When you stop to think about it, I believe there are many benefits to pastoral visitation which we have lost by not involving ourselves in this simple activity.
Perhaps our forefather’s were on to something… & something that we have lost: the art of simply “being there” for others. LOVE is spelt T-I-M-E, after all.
Having something amazing to show a needy world.
I think we have by & large lost that amazing pastoral support due to today’s ultra busy schedules. And the terrible truth of that is that we have thereby lost a AMAZING OPPORTUNITY TO SHOW LOVE IN ACTION. I fear people outside the church are looking in & seeing very littler difference between their lives & our (Christian) lives, even though we are meant to be showing a better way.

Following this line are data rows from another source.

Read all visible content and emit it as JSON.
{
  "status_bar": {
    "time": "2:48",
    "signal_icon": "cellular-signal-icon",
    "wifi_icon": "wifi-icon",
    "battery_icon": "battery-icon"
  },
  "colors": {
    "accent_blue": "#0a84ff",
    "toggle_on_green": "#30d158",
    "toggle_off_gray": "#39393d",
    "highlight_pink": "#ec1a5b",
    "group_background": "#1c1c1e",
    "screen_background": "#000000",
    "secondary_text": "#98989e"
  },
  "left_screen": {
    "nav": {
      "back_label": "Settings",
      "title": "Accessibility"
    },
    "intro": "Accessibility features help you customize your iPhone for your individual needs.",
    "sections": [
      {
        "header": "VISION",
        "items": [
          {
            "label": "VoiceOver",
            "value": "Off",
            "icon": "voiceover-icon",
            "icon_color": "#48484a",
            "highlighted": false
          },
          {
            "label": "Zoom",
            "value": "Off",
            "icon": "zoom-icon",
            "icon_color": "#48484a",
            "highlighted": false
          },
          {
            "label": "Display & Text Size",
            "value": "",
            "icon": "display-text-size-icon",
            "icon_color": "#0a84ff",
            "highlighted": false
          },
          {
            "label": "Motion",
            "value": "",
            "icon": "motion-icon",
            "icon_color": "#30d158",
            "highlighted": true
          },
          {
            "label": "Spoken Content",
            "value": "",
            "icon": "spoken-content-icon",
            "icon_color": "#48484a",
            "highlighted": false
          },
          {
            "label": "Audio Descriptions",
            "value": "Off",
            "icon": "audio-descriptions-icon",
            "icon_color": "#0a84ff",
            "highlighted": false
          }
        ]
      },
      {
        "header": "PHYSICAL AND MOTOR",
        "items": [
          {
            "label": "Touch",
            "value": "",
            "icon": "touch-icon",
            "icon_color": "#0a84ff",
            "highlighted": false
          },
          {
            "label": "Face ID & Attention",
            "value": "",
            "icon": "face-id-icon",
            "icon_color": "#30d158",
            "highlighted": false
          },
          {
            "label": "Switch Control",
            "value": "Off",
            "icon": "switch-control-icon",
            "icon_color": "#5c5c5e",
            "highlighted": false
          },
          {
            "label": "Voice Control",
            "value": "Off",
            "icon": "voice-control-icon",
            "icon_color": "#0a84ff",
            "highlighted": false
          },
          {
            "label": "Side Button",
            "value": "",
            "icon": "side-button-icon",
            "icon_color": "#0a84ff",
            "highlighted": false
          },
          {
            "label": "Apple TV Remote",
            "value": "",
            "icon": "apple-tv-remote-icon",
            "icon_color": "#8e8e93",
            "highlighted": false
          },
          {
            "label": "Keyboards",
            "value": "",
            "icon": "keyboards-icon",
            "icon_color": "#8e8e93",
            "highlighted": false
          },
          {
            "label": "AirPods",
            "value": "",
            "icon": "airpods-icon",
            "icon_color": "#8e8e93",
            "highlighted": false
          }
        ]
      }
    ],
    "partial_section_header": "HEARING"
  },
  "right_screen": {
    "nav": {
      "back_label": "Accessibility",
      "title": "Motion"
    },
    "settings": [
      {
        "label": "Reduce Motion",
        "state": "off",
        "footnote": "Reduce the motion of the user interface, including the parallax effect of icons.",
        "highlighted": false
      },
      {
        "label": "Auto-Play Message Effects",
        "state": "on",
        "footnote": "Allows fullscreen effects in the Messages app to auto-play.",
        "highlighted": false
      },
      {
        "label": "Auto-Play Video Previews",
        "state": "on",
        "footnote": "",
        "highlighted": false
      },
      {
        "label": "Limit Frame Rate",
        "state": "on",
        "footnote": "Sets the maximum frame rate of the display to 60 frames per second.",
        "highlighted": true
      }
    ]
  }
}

One of the spectacularly “different” & BETTER WAYS we (the Christian church) CAN be different, is in our response to people’s suffering. Not only the “big” sufferings of bereavement or redundancy, but the “smaller” sufferings of simply living life in the 21st century. Similarly, if pastoral visitation where to be re-kindled, perhaps people outside the church would look in, see a very real, very different & VERY ATTRACTIVE church-based community, & that in itself would be the “difference” we are trying to show them: caring & love-in-action, which is our reflection of Jesus’ love for us.
If our vicars, pastors & leaders could re-find the benefits of the pastoral visit perhaps we really would have SOMETHING AMAZING to show this needy world once more.